Психолог, или ошибка доктора Левина - Минаев Борис Дорианович (хорошие книги бесплатные полностью .TXT) 📗
В общем, с Мариной об этом, конечно, нельзя было поговорить. И даже если б этого ее извращения не было – он бы все равно с ней не говорил про Дашу, – ну бред, так же нельзя, на самом деле. Или все-таки можно? Или она этого на самом деле ждет?

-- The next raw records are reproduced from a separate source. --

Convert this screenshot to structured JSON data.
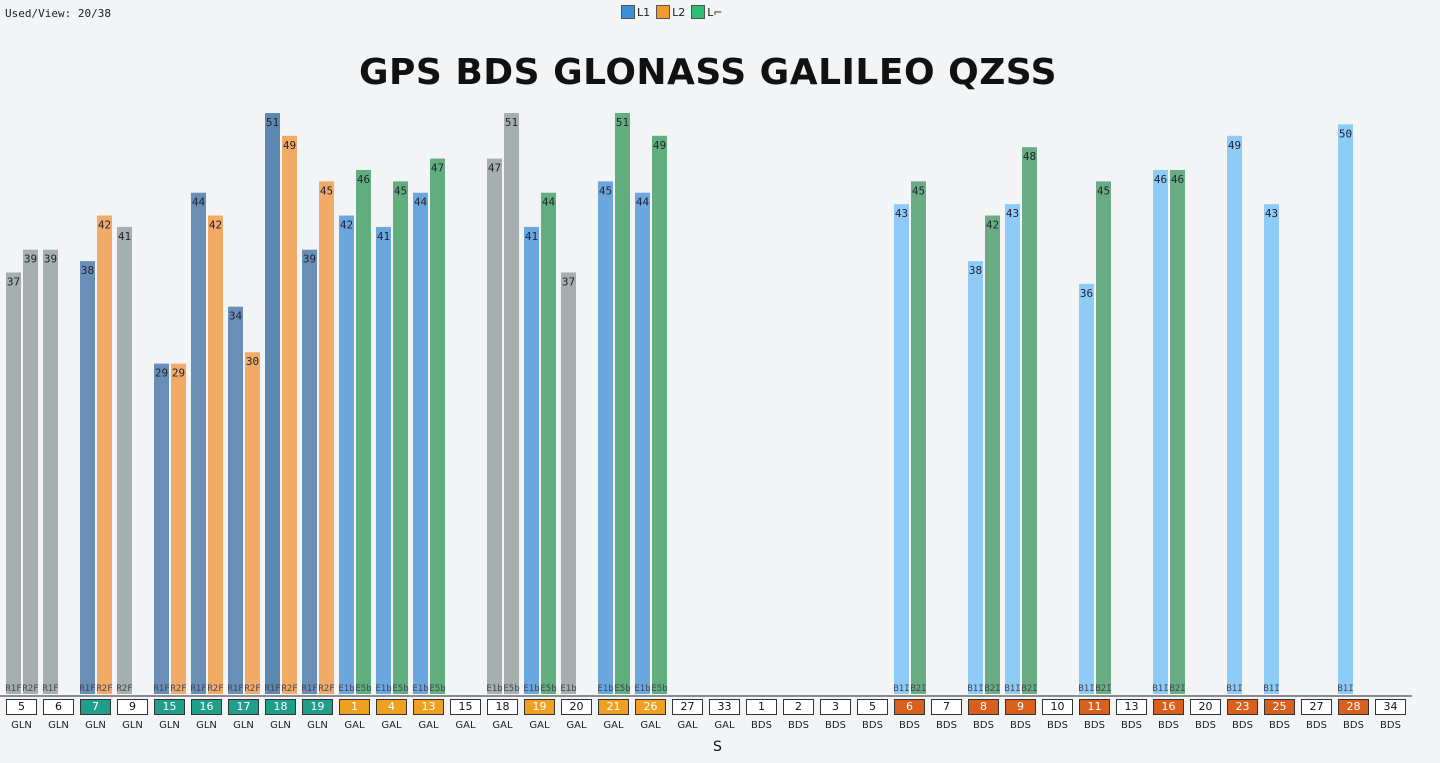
{
  "header": {
    "used_view": "Used/View: 20/38"
  },
  "legend": [
    {
      "label": "L1",
      "color": "#3d8fd6"
    },
    {
      "label": "L2",
      "color": "#f39a2b"
    },
    {
      "label": "L⌐",
      "color": "#2fbf72"
    }
  ],
  "footer_s": "S",
  "colors": {
    "axis": "#222222",
    "gps_used_box": "#1f9e8a",
    "gal_used_box": "#f0a020",
    "bds_used_box": "#d85f1c"
  },
  "chart_data": {
    "type": "bar",
    "title": "GPS BDS GLONASS GALILEO QZSS",
    "ylim": [
      0,
      55
    ],
    "grid": false,
    "satellites": [
      {
        "prn": "5",
        "sys": "GLN",
        "used": false,
        "bars": [
          {
            "value": 37,
            "band": "R1F",
            "color": "#9ea8a6"
          },
          {
            "value": 39,
            "band": "R2F",
            "color": "#9ea8a6"
          }
        ]
      },
      {
        "prn": "6",
        "sys": "GLN",
        "used": false,
        "bars": [
          {
            "value": 39,
            "band": "R1F",
            "color": "#9ea8a6"
          }
        ]
      },
      {
        "prn": "7",
        "sys": "GLN",
        "used": true,
        "bars": [
          {
            "value": 38,
            "band": "R1F",
            "color": "#5e86b0"
          },
          {
            "value": 42,
            "band": "R2F",
            "color": "#f2a35a"
          }
        ]
      },
      {
        "prn": "9",
        "sys": "GLN",
        "used": false,
        "bars": [
          {
            "value": 41,
            "band": "R2F",
            "color": "#9ea8a6"
          }
        ]
      },
      {
        "prn": "15",
        "sys": "GLN",
        "used": true,
        "bars": [
          {
            "value": 29,
            "band": "R1F",
            "color": "#5e86b0"
          },
          {
            "value": 29,
            "band": "R2F",
            "color": "#f2a35a"
          }
        ]
      },
      {
        "prn": "16",
        "sys": "GLN",
        "used": true,
        "bars": [
          {
            "value": 44,
            "band": "R1F",
            "color": "#5e86b0"
          },
          {
            "value": 42,
            "band": "R2F",
            "color": "#f2a35a"
          }
        ]
      },
      {
        "prn": "17",
        "sys": "GLN",
        "used": true,
        "bars": [
          {
            "value": 34,
            "band": "R1F",
            "color": "#5e86b0"
          },
          {
            "value": 30,
            "band": "R2F",
            "color": "#f2a35a"
          }
        ]
      },
      {
        "prn": "18",
        "sys": "GLN",
        "used": true,
        "bars": [
          {
            "value": 51,
            "band": "R1F",
            "color": "#4f7eaa"
          },
          {
            "value": 49,
            "band": "R2F",
            "color": "#f2a35a"
          }
        ]
      },
      {
        "prn": "19",
        "sys": "GLN",
        "used": true,
        "bars": [
          {
            "value": 39,
            "band": "R1F",
            "color": "#5e86b0"
          },
          {
            "value": 45,
            "band": "R2F",
            "color": "#f2a35a"
          }
        ]
      },
      {
        "prn": "1",
        "sys": "GAL",
        "used": true,
        "bars": [
          {
            "value": 42,
            "band": "E1b",
            "color": "#5fa0dc"
          },
          {
            "value": 46,
            "band": "E5b",
            "color": "#55a874"
          }
        ]
      },
      {
        "prn": "4",
        "sys": "GAL",
        "used": true,
        "bars": [
          {
            "value": 41,
            "band": "E1b",
            "color": "#5fa0dc"
          },
          {
            "value": 45,
            "band": "E5b",
            "color": "#55a874"
          }
        ]
      },
      {
        "prn": "13",
        "sys": "GAL",
        "used": true,
        "bars": [
          {
            "value": 44,
            "band": "E1b",
            "color": "#5fa0dc"
          },
          {
            "value": 47,
            "band": "E5b",
            "color": "#55a874"
          }
        ]
      },
      {
        "prn": "15",
        "sys": "GAL",
        "used": false,
        "bars": []
      },
      {
        "prn": "18",
        "sys": "GAL",
        "used": false,
        "bars": [
          {
            "value": 47,
            "band": "E1b",
            "color": "#9ea8a6"
          },
          {
            "value": 51,
            "band": "E5b",
            "color": "#9ea8a6"
          }
        ]
      },
      {
        "prn": "19",
        "sys": "GAL",
        "used": true,
        "bars": [
          {
            "value": 41,
            "band": "E1b",
            "color": "#5fa0dc"
          },
          {
            "value": 44,
            "band": "E5b",
            "color": "#55a874"
          }
        ]
      },
      {
        "prn": "20",
        "sys": "GAL",
        "used": false,
        "bars": [
          {
            "value": 37,
            "band": "E1b",
            "color": "#9ea8a6"
          }
        ]
      },
      {
        "prn": "21",
        "sys": "GAL",
        "used": true,
        "bars": [
          {
            "value": 45,
            "band": "E1b",
            "color": "#5fa0dc"
          },
          {
            "value": 51,
            "band": "E5b",
            "color": "#55a874"
          }
        ]
      },
      {
        "prn": "26",
        "sys": "GAL",
        "used": true,
        "bars": [
          {
            "value": 44,
            "band": "E1b",
            "color": "#5fa0dc"
          },
          {
            "value": 49,
            "band": "E5b",
            "color": "#55a874"
          }
        ]
      },
      {
        "prn": "27",
        "sys": "GAL",
        "used": false,
        "bars": []
      },
      {
        "prn": "33",
        "sys": "GAL",
        "used": false,
        "bars": []
      },
      {
        "prn": "1",
        "sys": "BDS",
        "used": false,
        "bars": []
      },
      {
        "prn": "2",
        "sys": "BDS",
        "used": false,
        "bars": []
      },
      {
        "prn": "3",
        "sys": "BDS",
        "used": false,
        "bars": []
      },
      {
        "prn": "5",
        "sys": "BDS",
        "used": false,
        "bars": []
      },
      {
        "prn": "6",
        "sys": "BDS",
        "used": true,
        "bars": [
          {
            "value": 43,
            "band": "B1I",
            "color": "#86c8f6"
          },
          {
            "value": 45,
            "band": "B2I",
            "color": "#5ea67a"
          }
        ]
      },
      {
        "prn": "7",
        "sys": "BDS",
        "used": false,
        "bars": []
      },
      {
        "prn": "8",
        "sys": "BDS",
        "used": true,
        "bars": [
          {
            "value": 38,
            "band": "B1I",
            "color": "#86c8f6"
          },
          {
            "value": 42,
            "band": "B2I",
            "color": "#5ea67a"
          }
        ]
      },
      {
        "prn": "9",
        "sys": "BDS",
        "used": true,
        "bars": [
          {
            "value": 43,
            "band": "B1I",
            "color": "#86c8f6"
          },
          {
            "value": 48,
            "band": "B2I",
            "color": "#5ea67a"
          }
        ]
      },
      {
        "prn": "10",
        "sys": "BDS",
        "used": false,
        "bars": []
      },
      {
        "prn": "11",
        "sys": "BDS",
        "used": true,
        "bars": [
          {
            "value": 36,
            "band": "B1I",
            "color": "#86c8f6"
          },
          {
            "value": 45,
            "band": "B2I",
            "color": "#5ea67a"
          }
        ]
      },
      {
        "prn": "13",
        "sys": "BDS",
        "used": false,
        "bars": []
      },
      {
        "prn": "16",
        "sys": "BDS",
        "used": true,
        "bars": [
          {
            "value": 46,
            "band": "B1I",
            "color": "#86c8f6"
          },
          {
            "value": 46,
            "band": "B2I",
            "color": "#5ea67a"
          }
        ]
      },
      {
        "prn": "20",
        "sys": "BDS",
        "used": false,
        "bars": []
      },
      {
        "prn": "23",
        "sys": "BDS",
        "used": true,
        "bars": [
          {
            "value": 49,
            "band": "B1I",
            "color": "#86c8f6"
          }
        ]
      },
      {
        "prn": "25",
        "sys": "BDS",
        "used": true,
        "bars": [
          {
            "value": 43,
            "band": "B1I",
            "color": "#86c8f6"
          }
        ]
      },
      {
        "prn": "27",
        "sys": "BDS",
        "used": false,
        "bars": []
      },
      {
        "prn": "28",
        "sys": "BDS",
        "used": true,
        "bars": [
          {
            "value": 50,
            "band": "B1I",
            "color": "#86c8f6"
          }
        ]
      },
      {
        "prn": "34",
        "sys": "BDS",
        "used": false,
        "bars": []
      }
    ]
  }
}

Калинкин тоже – какой с ним разговор о Даше?
Никакого.
Для него она была и оставалась угрозой номер один, как Америка для России, или наоборот, что бы там с ней ни происходило, в каких бы выражениях, в какой бы тональности он не изображал ее мучительный кризис, ее тихое согласие ждать, терпеть, свою жалость к ней, свое отношение к этому женскому горю – Калинкин оставался грубо непроходим и резко нетерпим к любой мысли о сближении: да пошел ты в жопу, Лева, да я вижу, что у тебя с ней, мне не надо это объяснять, мне не надо говорить, какая она, и все такое, никакая она не мать, просто у нее есть на ребенка определенные права, да, ты мне это рассказал, я согласился, но дальше я не пойду, и не проси, и не надо делать из нас союзников по общему делу, нет у нас с ней общего дела, нет и не может быть, никогда, запомни, пожалуйста, раз и навсегда, Петька сам решит этот вопрос, когда вырастет, а пока пусть видится, если надо, но пока ей это не надо, насколько я понимаю, может, и вообще не надо, это было бы лучше всего, хочешь жениться, женись, заведи с ней своего ребенка, но моего тогда уж не трогай, ты меня хорошо понял, я ясно выразил свою мысль?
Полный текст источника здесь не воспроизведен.